Even if it passes, LexHAB will have to take additional steps to cement its new nonprofit status. It would submit a home rule petition to the state legislature by the third week of January, and plans to collaborate with the Town on a Memorandum of Understanding detailing affordability restrictions on its properties and addressing any other transition concerns.

Last week, the Article 14 motion was amended to add that the Select Board would have veto power over the confirmation of new LexHAB board members. The change will create an additional check on LexHAB’s new organizational independence from the Town.

Taking action on a Town priority

At multiple levels, Lexington leadership and community members have identified affordable housing as a local priority. The Town’s recently approved Comprehensive Plan includes a chapter focused on the goal of “promot[ing] a wide range of housing options that respond to the needs of households, regardless of income and life stage.” Authors noted that while updating the Comprehensive Plan, “housing has emerged as one of the top areas of concern….Goal #2 addresses Lexington’s need to provide a range of housing options to enable more diversity in age, income, physical ability, race, religion, and ethnicity.” The plan even explicitly recommends establishing an Affordable Housing Trust as an “immediate” action.
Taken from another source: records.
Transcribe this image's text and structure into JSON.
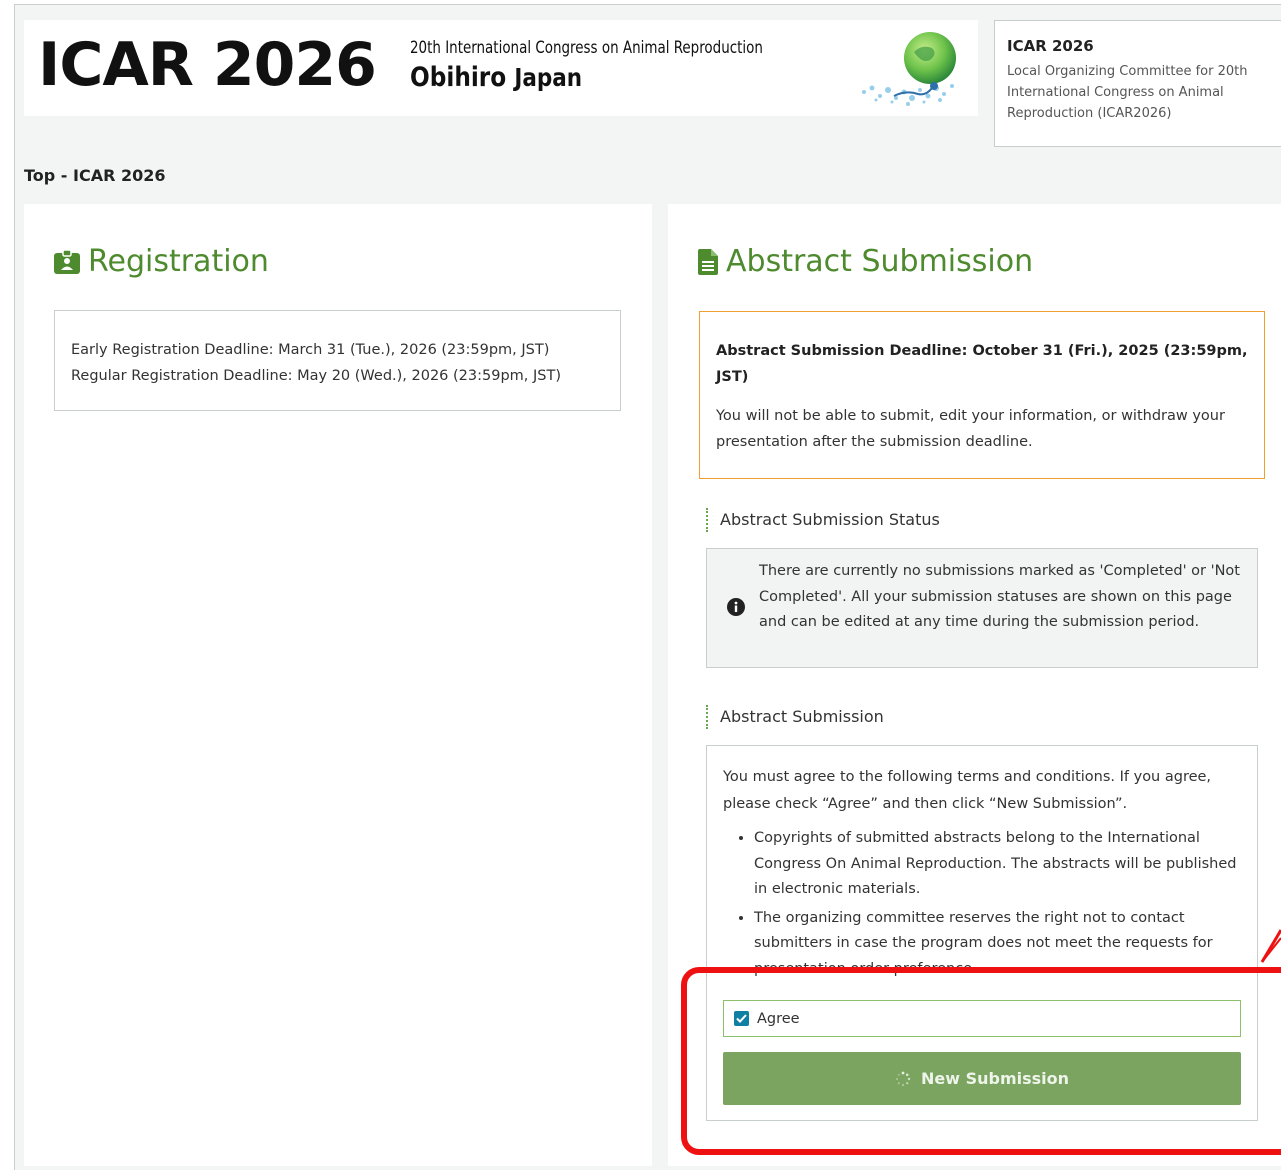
{
  "header": {
    "logo_main": "ICAR 2026",
    "logo_line1": "20th International Congress on Animal Reproduction",
    "logo_line2_city": "Obihiro",
    "logo_line2_country": "Japan"
  },
  "org": {
    "title": "ICAR 2026",
    "description": "Local Organizing Committee for 20th International Congress on Animal Reproduction (ICAR2026)"
  },
  "breadcrumb": "Top - ICAR 2026",
  "registration": {
    "title": "Registration",
    "early_deadline": "Early Registration Deadline: March 31 (Tue.), 2026 (23:59pm, JST)",
    "regular_deadline": "Regular Registration Deadline: May 20 (Wed.), 2026 (23:59pm, JST)"
  },
  "abstract": {
    "title": "Abstract Submission",
    "deadline_title": "Abstract Submission Deadline: October 31 (Fri.), 2025 (23:59pm, JST)",
    "deadline_note": "You will not be able to submit, edit your information, or withdraw your presentation after the submission deadline.",
    "status_label": "Abstract Submission Status",
    "status_message": "There are currently no submissions marked as 'Completed' or 'Not Completed'. All your submission statuses are shown on this page and can be edited at any time during the submission period.",
    "submission_label": "Abstract Submission",
    "terms_intro": "You must agree to the following terms and conditions. If you agree, please check “Agree” and then click “New Submission”.",
    "terms": [
      "Copyrights of submitted abstracts belong to the International Congress On Animal Reproduction. The abstracts will be published in electronic materials.",
      "The organizing committee reserves the right not to contact submitters in case the program does not meet the requests for presentation order preference."
    ],
    "agree_label": "Agree",
    "agree_checked": true,
    "new_submission_label": "New Submission"
  },
  "colors": {
    "accent_green": "#4e8a2e",
    "deadline_border": "#f0a030",
    "button_green": "#7aa45f",
    "highlight_red": "#ee1111",
    "checkbox_blue": "#0f7fa3"
  },
  "icons": {
    "registration": "id-badge-icon",
    "abstract": "file-text-icon",
    "status": "info-circle-icon",
    "checkbox": "check-icon",
    "button": "spinner-icon"
  }
}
The Select Board, in its summary of “Strategic Outcome Areas” for Fiscal Years 2022 and 2023, articulated the goal of “actively seeking development of affordable and accessible housing.”

Many Town Meeting Members share this goal.

Jay Luker was elected to Town Meeting for the first time in March. As a Precinct 1 representative, he became involved with the Lexington Cluster Housing Study Group, a cohort of Town Meeting Members primarily interested in increasing Lexington’s supply of denser, multi-family housing. 

“The affordability and diversity of housing options in Lexington should be a priority,” he wrote in an email. “We live in a community that is tremendously wealthy in so many ways…We should be doing everything we can to share that richness with folks from a wider range of incomes.”

“Our proximity to the 10% 40B threshold is a concern that haunts all of these discussions,” he added.

No single solution can resolve the housing crisis in Lexington or elsewhere. To make real progress, Morrison said that “there are multiple things that need to be happening simultaneously.”

She added that Lexington may need to grapple with its identity to create the affordable housing it needs. 

Affordable housing “is for us,” she said. “And we need to kind of redefine who we are in Lexington, and understand that this is us – this is our neighbors, ourselves.” 

Clarification: A previous version of this article stated that the Lexington Cluster Housing Study Group is a cohort of Town Meeting Members “interested in increasing the affordable housing supply in Lexington.” The article has been updated to clarify that the group is “primarily interested in increasing Lexington’s supply of denser, multi-family housing.”